Confusion arises because consumers are not educated as to what constitutes a long term care event and what Medicare and Medicaid covers, and even if they are, it could change at any time as our country faces monumental financial burdens in the not so distant future.

Most claims made on long term care policies are not for care in a nursing home. Medicaid can not be expected to cover anything other than the most severe cases, i.e. nursing home care, in the future if at all. This creates a gap in care between where your policy or assets stop and when Medicaid may kick in.

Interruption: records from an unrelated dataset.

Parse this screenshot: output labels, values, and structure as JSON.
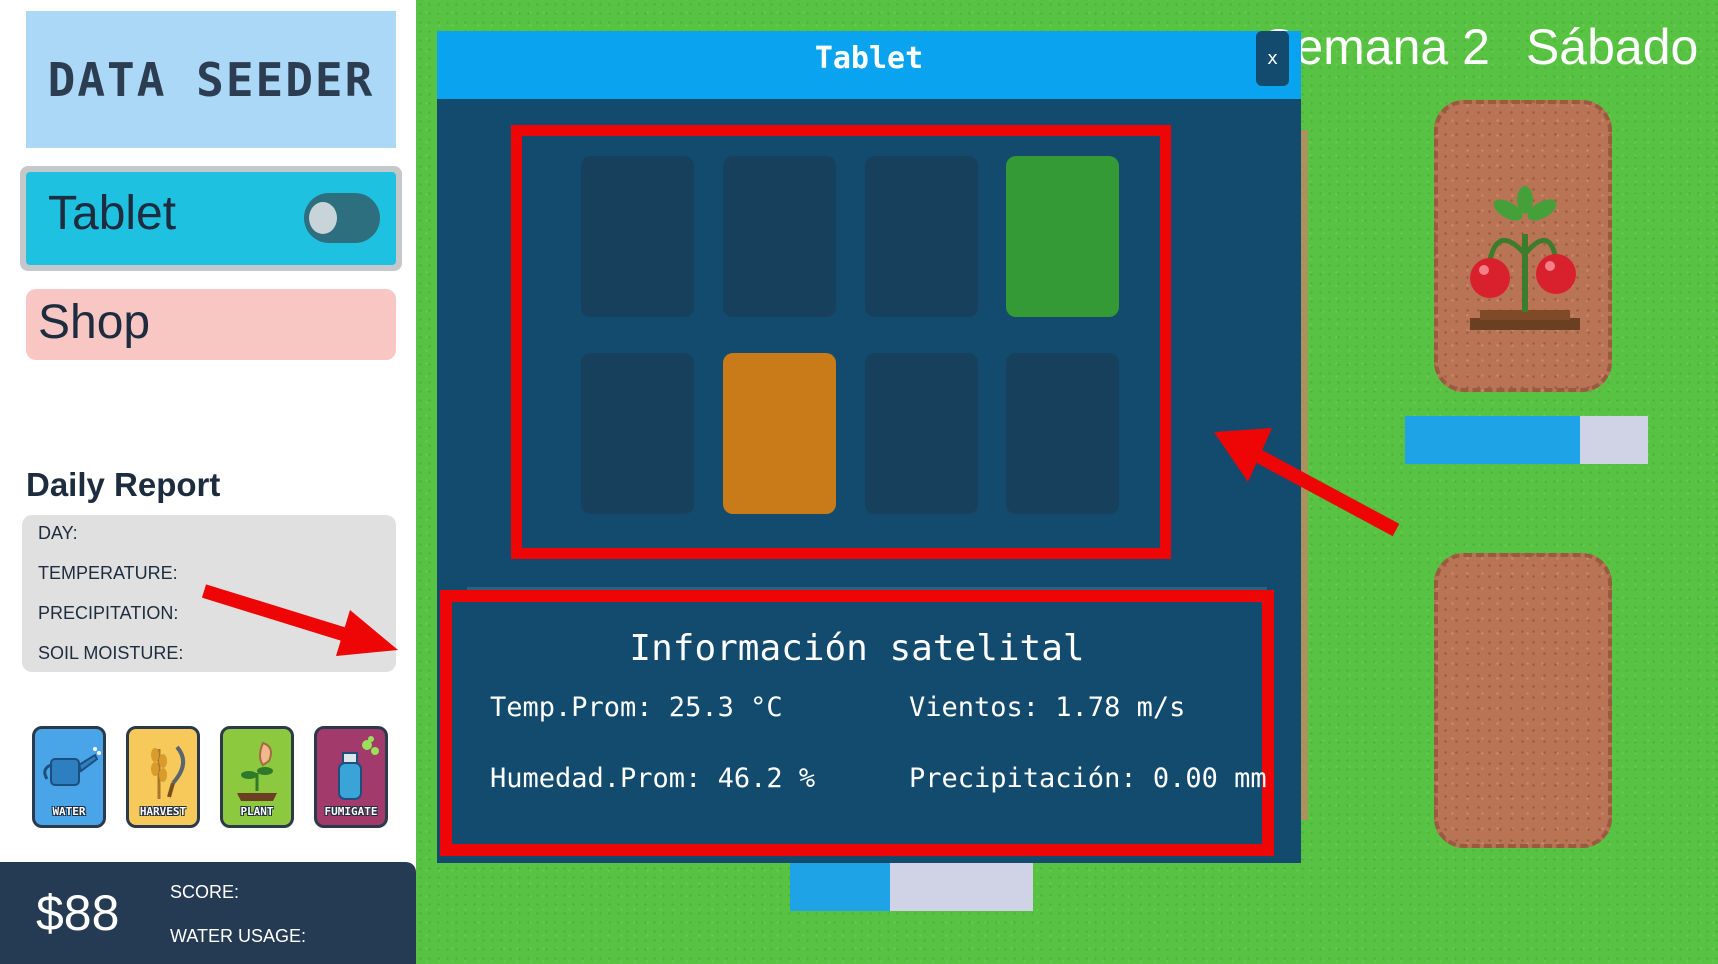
{
  "sidebar": {
    "logo": "DATA SEEDER",
    "tablet_label": "Tablet",
    "shop_label": "Shop",
    "report_title": "Daily Report",
    "report_rows": [
      "DAY:",
      "TEMPERATURE:",
      "PRECIPITATION:",
      "SOIL MOISTURE:"
    ],
    "tools": [
      {
        "label": "WATER",
        "icon": "watering-can-icon",
        "color": "#49a4e8"
      },
      {
        "label": "HARVEST",
        "icon": "wheat-sickle-icon",
        "color": "#f6c95a"
      },
      {
        "label": "PLANT",
        "icon": "plant-sprout-icon",
        "color": "#8cc93f"
      },
      {
        "label": "FUMIGATE",
        "icon": "spray-bottle-icon",
        "color": "#a23a6b"
      }
    ],
    "money": "$88",
    "score_label": "SCORE:",
    "water_usage_label": "WATER USAGE:"
  },
  "game": {
    "week": "Semana 2",
    "day": "Sábado",
    "crop_icon": "cherry-plant-icon",
    "progress_1_fraction": 0.72,
    "progress_2_fraction": 0.41
  },
  "tablet": {
    "title": "Tablet",
    "close_label": "x",
    "grid_colors": [
      "#17405c",
      "#17405c",
      "#17405c",
      "#339a35",
      "#17405c",
      "#c97b1a",
      "#17405c",
      "#17405c"
    ],
    "info_title": "Información satelital",
    "temp": "Temp.Prom: 25.3 °C",
    "wind": "Vientos: 1.78 m/s",
    "humidity": "Humedad.Prom: 46.2 %",
    "precip": "Precipitación: 0.00 mm"
  },
  "colors": {
    "highlight": "#ee0505",
    "grass": "#58c242",
    "modal": "#124b6e"
  }
}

Furthermore, from a good friend of mine who is a marketing executive for a long term care insurance company "Partnership policyholder income is not protected from Medicaid and must be paid toward the cost of care (in nursing home or elsewhere if other options exist) with Medicaid paying the difference. This could affect the lifestyle of the other family members depending on this income to maintain their lifestyle."

A long term care "event" occurs and long term care insurance kicks in when a patient is no longer able to perform two of six listed "Activities of Daily Living" (ADL's) or has severe cognitive impairment like Alzheimer's. These ADL's are eating, bathing, dressing, toileting, transferring, and continence.

As you can see, most ADL's have to do with mobility and as you might expect, a person qualifying for care may still live a great many years before needing an assisted living facility or traditional nursing home and yet the government will not step in, if at all, until that point and only if you have exhausted your liquid assets.

As such, there is a large gap between good health and mobility and a full-blown need for care in a facility or nursing home. Furthermore, statistically, care in the home occurs for a much longer period of time than care in a facility.

Statistics depicting the average nursing home stay at 2-3 years in length are misleading as it relates to the entire cost of long term care and the financial planning required to mitigate it. As it covers both in-home and facility-based care, this is where long term care insurance provides great value.

Again, from my colleague "The policyholder may spend his Partnership policy's coverage while still in the community. Since Medicaid pays little or nothing for care in the community, he/she might then be forced to invade principal or go into a nursing home."

Star Tribune: Long-term care insurance is most suitable for people with substantial assets to protect.

...or for those that prefer to receive care in their home and stay together as a family for as long as possible...or for those that choose not to rely on our government and have the means and the personal responsibility to do something about it.

If this new program results in more people buying long term care insurance, that is a good thing.

If it results in more people believing that our government will provide care if someone hasn't planned for their own care, that is a problem...it's not a great option now and certainly won't get any better.